Creative inspiration comes out of most life experiences. One that really marks humans is conflict. Artists have always told the stories of rebellion. Conflict like what began in Egypt in 2011. Egyptians were fed up with their leadership, so they began to protest calling for the stepping down of President Hosni Mubarek. Rich and poor residents from all over Egypt began to assemble in Tahrir Square in downtown Cairo. Tahrir Square becomes known as Liberation Square. The people want freedom, justice and dignity. From the very beginning they acknowledge that it will take a long time for the revolution to attain its goal. They do want the government to know that the people will stay silent no longer.
Graffiti was something that had not been seen in Egypt for decades. When the fall of Mubarek occurred artists once again covered the street and squares. The aim is to counter the government’s propaganda. They put their points of view on the walls and the walls almost become like the voice of the revolution.
Some of the artists who have used their mediums as a vehicle for protest are included in Marco Wilms film. They include musician Ramy. He is a believer that art and music were essential in helping the people endure. Ammar is a graffiti artist and he sprays things all over town including the face of a police sniper who killed many protesters. His wall graffiti about the Mohamed Mahmoud street riots really became famous. Rosaina is an electro punk singer. She feels Egypt is on the verge of complete destruction. Even after the revolution she feels that nothing has really changed and things might be getting worse. Her music, as a result, is getting more and more political. Hamed is a writer. Things got so dicey that he actually had a fatwa placed on him.
After the first “free” election in Egypt the Islamists dominate. A few months later Mohamed Morsi is named fifth president of the country. The Islamists start a propaganda war against the revolutionary youth. They even claim that the artists are spreading immorality. Tahrir Square changes and now is fragmented. The followers of the Muslim Brother Morsi invade the square.

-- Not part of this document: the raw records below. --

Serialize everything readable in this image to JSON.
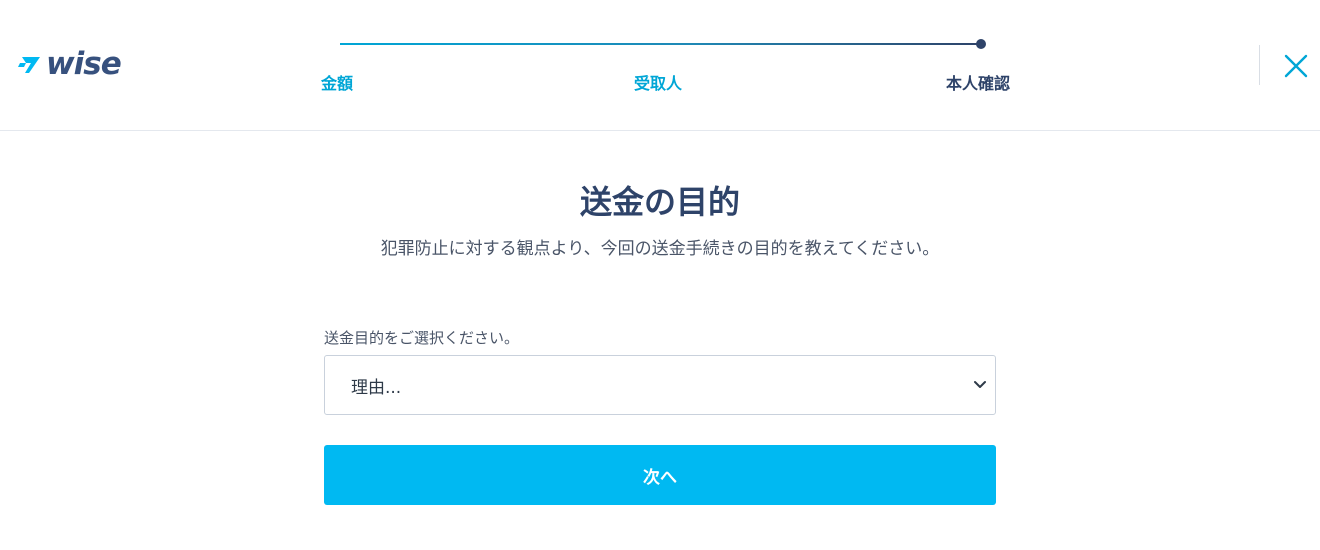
{
  "header": {
    "logo_text": "wise",
    "steps": [
      {
        "label": "金額",
        "state": "done"
      },
      {
        "label": "受取人",
        "state": "done"
      },
      {
        "label": "本人確認",
        "state": "current"
      }
    ],
    "close_icon": "close-icon"
  },
  "main": {
    "title": "送金の目的",
    "subtitle": "犯罪防止に対する観点より、今回の送金手続きの目的を教えてください。",
    "purpose_select": {
      "label": "送金目的をご選択ください。",
      "selected_value": "理由..."
    },
    "next_button_label": "次へ"
  },
  "colors": {
    "accent": "#00b9f2",
    "progress_done": "#00a6d6",
    "primary_text": "#2e4369"
  }
}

If you speak to the revolutionaries they will state their belief that the graffiti is the definite documentation of the revolution – not television, not the media and certainly not the newspapers. To date over 1,000 have died in the clash between the military and Muslim Brothers.
Marco Wilms’ film really shows how art can be used as a weapon. It honours these artists and their work. Very few stories could better document the revolution than his look at the art that came out of it could. He also shows that this type of art had its roots in the time of the pharaohs. The link is quite strong and these modern day artists continue to pull influence from the past. It also contains the very universal and as such relatable themes of self-determination and freedom.